Before You Apply – HSPS


When applying to Oxbridge, you will have to complete a UCAS form before the October 15th deadline. Candidates are only allowed to apply to one of Oxford or Cambridge, and they can choose to apply to a particular college, or make an open application. As part of the UCAS form, you will have to write a 4000 character personal statement, and a teacher will have to provide a reference. The institution code for Cambridge is CAM C05 and for Oxford is O33.

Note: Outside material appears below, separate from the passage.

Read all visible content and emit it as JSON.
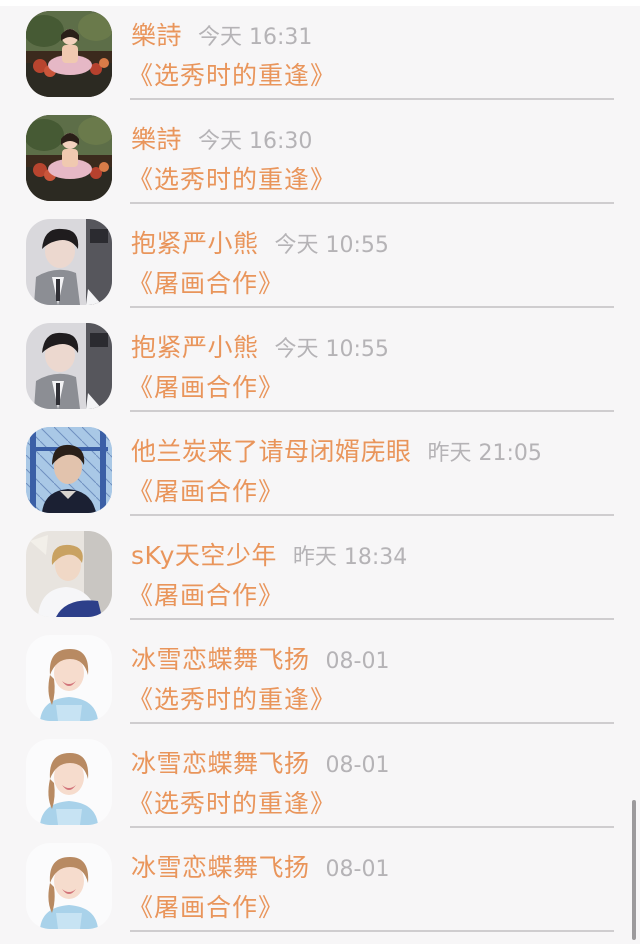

The UCAS code for undergraduate study is BA/HSPS for Human, social and political sciences at Cambridge. It is usual to stipulate a choice of college in the UCAS application, although both universities allow you to make an ‘open’ application via that university’s central admissions office which will then allocate you to a particular college.  Those wishing to make and open application should enter a ‘9’ in the campus choice box on their UCAS form

Cambridge Undergraduate Course requirements:

Cambridge is one of the top few universities in the world and the  interdepartmental collaboration in structuring the HSPS degree is a strong example of Cambridge’s broad yet deep approach to preparing its undergraduated. As part of the Human, Social, and Political Sciences curriculum students can specialise after their first year and focus on one or two areas that they are particularly passionate about.

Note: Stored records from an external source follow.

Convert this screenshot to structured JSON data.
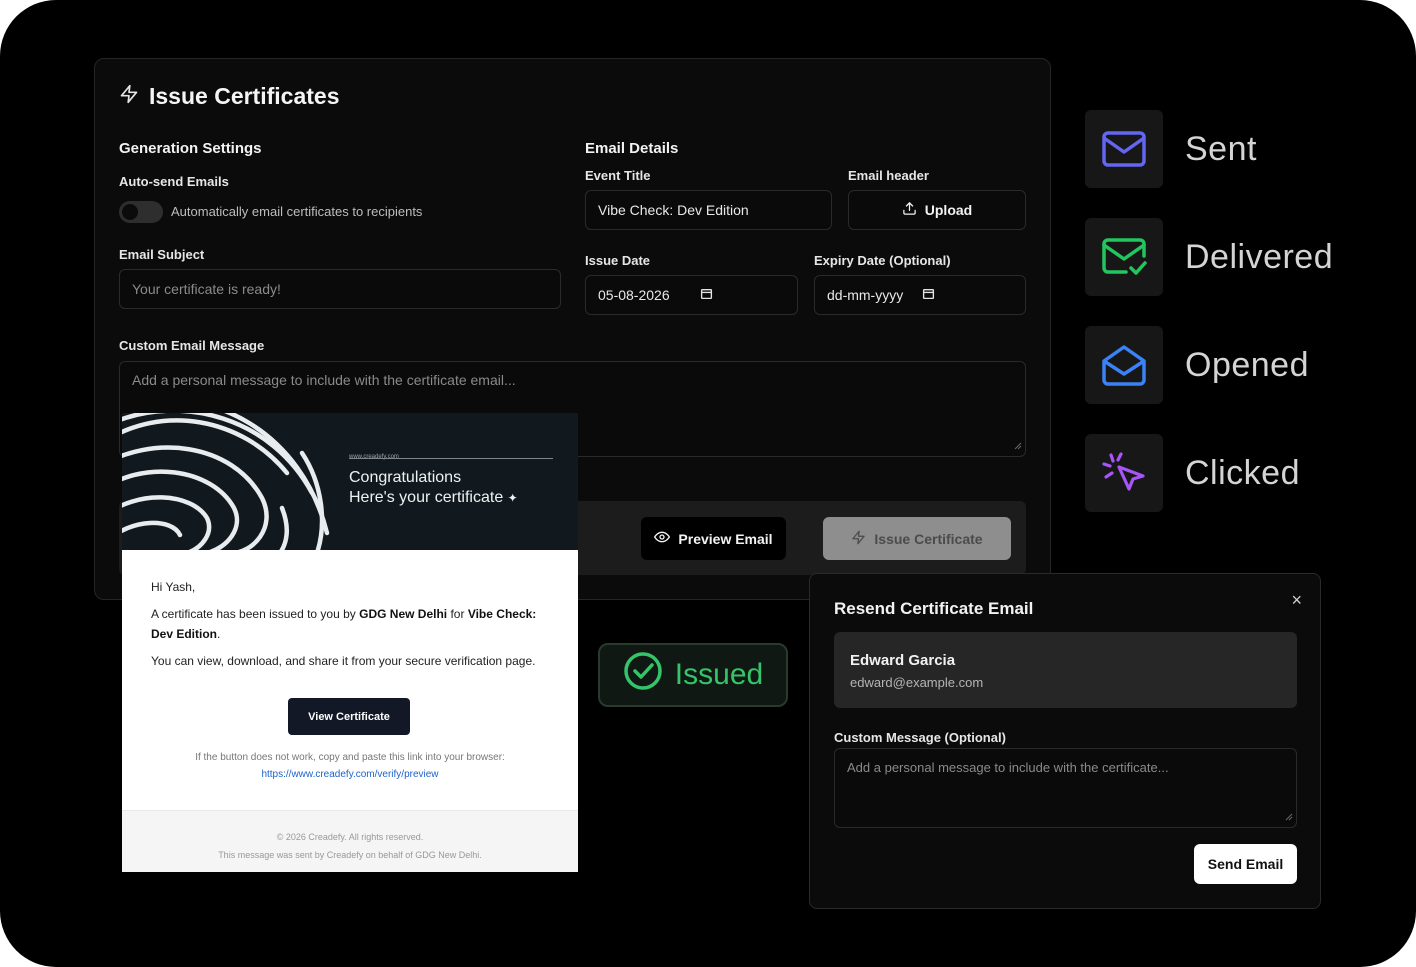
{
  "issue_panel": {
    "title": "Issue Certificates",
    "generation": {
      "heading": "Generation Settings",
      "auto_send_label": "Auto-send Emails",
      "auto_send_desc": "Automatically email certificates to recipients",
      "auto_send_enabled": false,
      "subject_label": "Email Subject",
      "subject_placeholder": "Your certificate is ready!"
    },
    "email_details": {
      "heading": "Email Details",
      "event_title_label": "Event Title",
      "event_title_value": "Vibe Check: Dev Edition",
      "email_header_label": "Email header",
      "upload_label": "Upload",
      "issue_date_label": "Issue Date",
      "issue_date_value": "05-08-2026",
      "expiry_date_label": "Expiry Date (Optional)",
      "expiry_date_placeholder": "dd-mm-yyyy"
    },
    "custom_message_label": "Custom Email Message",
    "custom_message_placeholder": "Add a personal message to include with the certificate email...",
    "preview_button": "Preview Email",
    "issue_button": "Issue Certificate"
  },
  "statuses": [
    {
      "label": "Sent",
      "icon": "mail-icon",
      "color": "#6366f1"
    },
    {
      "label": "Delivered",
      "icon": "mail-check-icon",
      "color": "#22c55e"
    },
    {
      "label": "Opened",
      "icon": "mail-open-icon",
      "color": "#3b82f6"
    },
    {
      "label": "Clicked",
      "icon": "mouse-pointer-click-icon",
      "color": "#a855f7"
    }
  ],
  "email_preview": {
    "site": "www.creadefy.com",
    "banner_line1": "Congratulations",
    "banner_line2": "Here's your certificate",
    "greeting": "Hi Yash,",
    "body_prefix": "A certificate has been issued to you by ",
    "issuer": "GDG New Delhi",
    "body_mid": " for ",
    "event": "Vibe Check: Dev Edition",
    "body_suffix": ".",
    "body_line2": "You can view, download, and share it from your secure verification page.",
    "button": "View Certificate",
    "fallback_text": "If the button does not work, copy and paste this link into your browser:",
    "fallback_link": "https://www.creadefy.com/verify/preview",
    "footer_copyright": "© 2026 Creadefy. All rights reserved.",
    "footer_note": "This message was sent by Creadefy on behalf of GDG New Delhi."
  },
  "issued_badge": {
    "label": "Issued",
    "color": "#35c46a"
  },
  "resend_dialog": {
    "title": "Resend Certificate Email",
    "close_label": "×",
    "recipient_name": "Edward Garcia",
    "recipient_email": "edward@example.com",
    "message_label": "Custom Message (Optional)",
    "message_placeholder": "Add a personal message to include with the certificate...",
    "send_button": "Send Email"
  }
}
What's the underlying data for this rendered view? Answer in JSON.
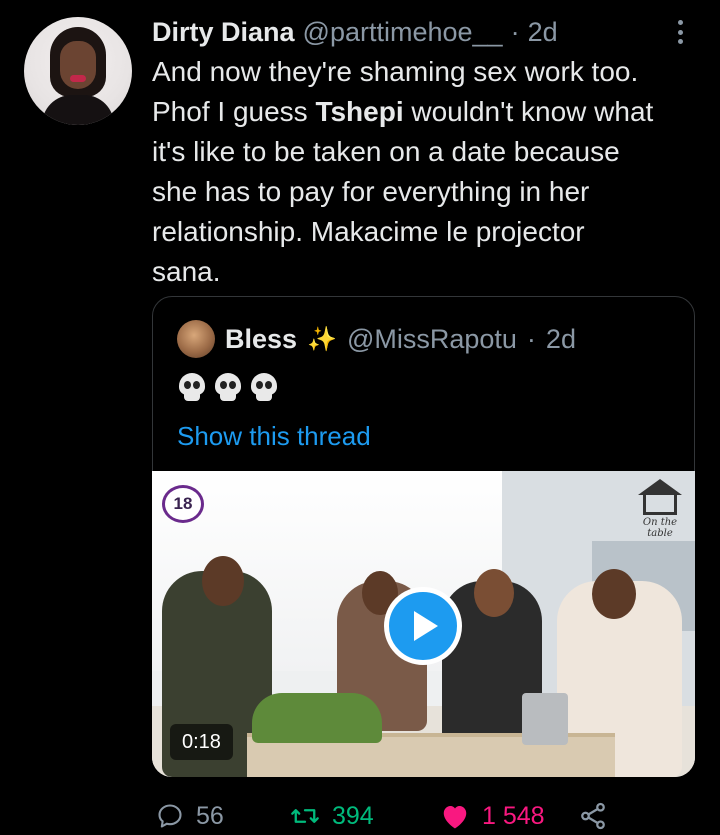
{
  "tweet": {
    "author_name": "Dirty Diana",
    "author_handle": "@parttimehoe__",
    "separator": "·",
    "time": "2d",
    "text_lines": [
      "And now they're shaming sex work too.",
      "Phof I guess ",
      "Tshepi",
      " wouldn't know what",
      "it's like to be taken on a date because",
      "she has to pay for everything in her",
      "relationship. Makacime le projector",
      "sana."
    ]
  },
  "quote": {
    "author_name": "Bless",
    "sparkle": "✨",
    "author_handle": "@MissRapotu",
    "separator": "·",
    "time": "2d",
    "text": "💀💀💀",
    "show_thread_label": "Show this thread",
    "media": {
      "rating_badge": "18",
      "logo_script": "On the table",
      "duration": "0:18"
    }
  },
  "actions": {
    "replies": "56",
    "retweets": "394",
    "likes": "1 548"
  },
  "colors": {
    "background": "#000000",
    "accent": "#1d9bf0",
    "retweet": "#00ba7c",
    "like": "#f91880",
    "secondary_text": "#8b98a5"
  }
}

No particular subjects at A Level (or equivalent) are required. HSPS is a broad course, therefore a range of subjects provide a good background: from Mathematics to social sciences (eg Psychology, Politics and Geography) to arts (eg English, History and modern languages).

Admissions Tests:

The Human, Social and Political Sciences Admissions Assessment is a new admissions exam created by the University of Cambridge’s admissions testing service in place since 2016. Each candidate applying for HSPS will be required to sit this exam in early November. The aim of this exam is to assist the admissions tutors in selecting the most capable applicants, where so many candidates have the required A-level scores. It helps to differentiate candidates particularly in the domains of critical thinking, reasoning and writing skills.

The exam consists of two parts: section 1 is an assessment of candidates’ reading skills, including their ability to read critically, understand main ideas in texts, analyse detail and grasp implicit meaning. Section 1 is in multiple-choice format.

Section 2: Section 2 requires candidates to write an essay on a topic of general interest, broadly related to the social sciences. This section is designed to assess candidates’ ability to present a logical and persuasive argument, supported by relevant evidence. Scores will be used together with the other elements of a candidate’s application to invite candidates to interview, as well after interview in some cases, to ensure places are awarded to candidates who will excel in this challenging course.